10/10
An excellent film with one of Louise Brooks best performances
18 October 2006
Warning: Spoilers
The comments submitted are from Josh76's Dad, Dan47 I found this film to be deeply moving. Louise Brooks portrays the innocent Thymiane with such pathos that I wanted to reach out to the screen and rescue her. Unlike most films from this period there is no rescue in "the nick of time". Events follow an inexorable nightmare pattern as Thymiane, the victim, is condemned to imprisonment after being raped and impregnated by her father's employer. Abandoned financially and emotionally by her selfish father she can only fall into prostitution after she escapes the home for wayward girls. I couldn't help being reminded of "The Magdalene Sisters", another film where girls are blamed for the lustful acts of their attackers and seducers. Louise Brooks expresses more with her eyes then most actors do with paragraphs of dialogue. Even during the giddiest parties in the brothel she expresses desperation, despair and regret with rare subtlety.

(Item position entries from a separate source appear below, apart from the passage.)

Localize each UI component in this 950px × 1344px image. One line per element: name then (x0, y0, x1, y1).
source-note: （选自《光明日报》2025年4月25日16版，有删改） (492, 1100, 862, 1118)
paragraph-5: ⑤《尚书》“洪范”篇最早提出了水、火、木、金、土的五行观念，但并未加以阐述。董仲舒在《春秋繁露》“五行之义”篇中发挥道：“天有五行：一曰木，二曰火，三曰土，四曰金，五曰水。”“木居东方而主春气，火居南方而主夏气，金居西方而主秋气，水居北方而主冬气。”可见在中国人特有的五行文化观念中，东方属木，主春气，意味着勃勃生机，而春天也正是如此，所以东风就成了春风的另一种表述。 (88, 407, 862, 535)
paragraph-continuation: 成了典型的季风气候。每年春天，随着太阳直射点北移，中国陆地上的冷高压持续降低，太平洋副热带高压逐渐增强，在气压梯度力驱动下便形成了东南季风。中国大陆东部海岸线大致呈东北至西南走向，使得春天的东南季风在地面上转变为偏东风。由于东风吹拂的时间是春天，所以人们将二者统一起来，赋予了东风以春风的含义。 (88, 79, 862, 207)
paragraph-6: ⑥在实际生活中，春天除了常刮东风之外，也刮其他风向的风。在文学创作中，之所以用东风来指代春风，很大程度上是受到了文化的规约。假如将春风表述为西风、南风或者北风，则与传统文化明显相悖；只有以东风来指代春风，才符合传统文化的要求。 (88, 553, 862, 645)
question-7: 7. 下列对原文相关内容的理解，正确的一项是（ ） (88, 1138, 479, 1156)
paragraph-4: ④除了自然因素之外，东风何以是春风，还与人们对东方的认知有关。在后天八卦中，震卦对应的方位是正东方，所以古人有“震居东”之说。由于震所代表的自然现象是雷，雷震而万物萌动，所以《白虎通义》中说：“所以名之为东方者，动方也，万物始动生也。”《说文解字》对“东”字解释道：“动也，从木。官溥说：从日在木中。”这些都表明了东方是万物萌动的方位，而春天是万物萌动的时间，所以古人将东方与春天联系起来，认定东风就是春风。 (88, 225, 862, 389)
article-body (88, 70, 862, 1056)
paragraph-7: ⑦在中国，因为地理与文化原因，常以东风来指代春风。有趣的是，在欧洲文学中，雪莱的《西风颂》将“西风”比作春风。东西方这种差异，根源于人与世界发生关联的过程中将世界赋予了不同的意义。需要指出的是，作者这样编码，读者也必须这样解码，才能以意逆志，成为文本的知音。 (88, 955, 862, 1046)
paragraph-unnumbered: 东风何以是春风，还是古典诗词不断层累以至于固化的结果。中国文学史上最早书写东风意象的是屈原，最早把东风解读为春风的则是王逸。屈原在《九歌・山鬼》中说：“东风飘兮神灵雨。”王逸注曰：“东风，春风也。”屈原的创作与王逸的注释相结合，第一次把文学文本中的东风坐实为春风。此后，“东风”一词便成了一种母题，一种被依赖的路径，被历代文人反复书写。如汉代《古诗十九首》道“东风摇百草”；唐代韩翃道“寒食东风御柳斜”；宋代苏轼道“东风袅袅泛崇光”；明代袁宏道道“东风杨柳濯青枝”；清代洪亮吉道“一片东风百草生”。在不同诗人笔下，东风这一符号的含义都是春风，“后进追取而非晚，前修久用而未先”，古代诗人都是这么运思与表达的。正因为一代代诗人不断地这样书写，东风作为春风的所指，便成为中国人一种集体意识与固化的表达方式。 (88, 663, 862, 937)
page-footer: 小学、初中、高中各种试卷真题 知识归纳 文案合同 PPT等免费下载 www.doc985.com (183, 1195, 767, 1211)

Despite its' age and the lack of sound the film stands up well. The presentation is not overly sentimentalized, though the enduring "goodness" of the Thymiane and her eventual "redemption" might stretch the imagination. In an age where "human trafficking" is running rampant we could use an actress of such beauty, charisma, and sympathy to portray the continuing plight of girls and women driven into the sordid life of prostitution.